Welch described her team’s work to me as an attempt at self-parody, where it initially intended to mock the strange early days of D&D – “We set out to make fun of all these tropes,” she said, “and it felt wrong.” Instead, they ended up leaning into much of the weirdness.

“The Lost Dungeon of Rickedness” is an adventure made just like Gygax used to do it, with constant action, harsh punishments for stupidity, rewards for creative problem-solving, and most crucially, no rhyme or reason to it at all. Later D&D writers would go out of their way to make adventure modules that had their own kind of internal logic, but in Gygax’s work, especially early on, no such rules applied. The map for “The Lost Dungeon of Rickedness” is deliberately laid out as a series of unconnected, dissonant traps and encounters.

The crew for Thursday’s live “Rick & Morty” session at Neumos. Left to right: Kris Straub, Anna Prosser, Jim Zub, Kate Welch, Hadeel Al-Massari, Ryan Hartman. (Thomas Wilde Photo)
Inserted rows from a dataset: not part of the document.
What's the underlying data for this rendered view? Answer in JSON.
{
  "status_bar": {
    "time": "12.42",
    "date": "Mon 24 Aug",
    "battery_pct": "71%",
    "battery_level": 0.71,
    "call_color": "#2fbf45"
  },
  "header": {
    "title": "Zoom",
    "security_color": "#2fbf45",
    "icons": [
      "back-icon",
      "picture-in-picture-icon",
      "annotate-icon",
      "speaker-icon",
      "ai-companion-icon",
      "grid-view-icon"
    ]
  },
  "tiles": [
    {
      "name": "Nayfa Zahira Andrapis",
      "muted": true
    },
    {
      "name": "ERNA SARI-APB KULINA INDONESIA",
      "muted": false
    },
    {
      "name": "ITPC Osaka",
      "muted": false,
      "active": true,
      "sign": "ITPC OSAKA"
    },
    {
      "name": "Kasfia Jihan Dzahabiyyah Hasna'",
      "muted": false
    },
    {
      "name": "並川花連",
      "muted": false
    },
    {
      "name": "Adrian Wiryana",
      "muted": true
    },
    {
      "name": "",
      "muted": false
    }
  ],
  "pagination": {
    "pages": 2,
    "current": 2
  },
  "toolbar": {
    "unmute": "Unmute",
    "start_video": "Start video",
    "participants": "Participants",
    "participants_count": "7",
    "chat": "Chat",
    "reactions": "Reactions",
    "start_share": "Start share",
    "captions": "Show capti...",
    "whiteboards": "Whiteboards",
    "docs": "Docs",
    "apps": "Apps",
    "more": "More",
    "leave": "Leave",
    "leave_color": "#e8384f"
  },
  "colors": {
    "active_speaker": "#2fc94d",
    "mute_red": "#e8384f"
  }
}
Despite that, the boxed set is distinctly pitched towards D&D beginners, who might pick it up due to their interest in “Rick & Morty.” The starter guide is a fairly standard newbie’s manual for D&D, albeit one with running, disparaging commentary by Rick, aimed at Morty. (Sample: “People need to be rewarded in their hedonistic hamster wheels to keep themselves entertained – and that’s okay!”)

Most of Rick’s dialogue in the guide was written by Zub. “I put a lot of jokes in about D&D and Wizards of the Coast that I thought would get pulled,” he told me, “but then they weren’t.” Zub is also the author of IDW’s current Dungeons & Dragons comic book, which he describes as a passion project, and ended up writing the “Rick & Morty” tie-in due to the “rapport” he’d built with both IDW and Wizards.

I’m not much of a “Rick & Morty” fan, but I am a long-time D&D player, and it’s impressive how the D&D vs. R&M boxed set manages to thread this needle. If you’re familiar with the old ‘70s modules it’s parodying, there’s a lot here that you’ll get a laugh out of; if you’re also familiar with “Rick & Morty,” many of the gags will hit at least twice. It’s a fully playable, albeit strange, D&D adventure that also works as a sort of lost episode of the TV show.

If you run it the way that Welch and her crew did, you also get an additional bizarre roleplaying challenge, one that’s been sort of a running gag in the tabletop community for years: you’re running a character who is him- or herself running a character. Welch and company really leaned into that, with Prosser as Summer Smith getting a lot of hands up from Welch as Rick, doting on his favorite granddaughter, while Beth’s husband Jerry (played by Zub) ended up as the table’s punching bag.

Profits from the live session at Neumos benefited the Dungeons & Dragons charity team at Extra Life, raising money for Children’s Network Miracle Hospitals.

Dungeons & Dragons vs. Rick & Morty will be available for sale on Nov. 19 for $29.99.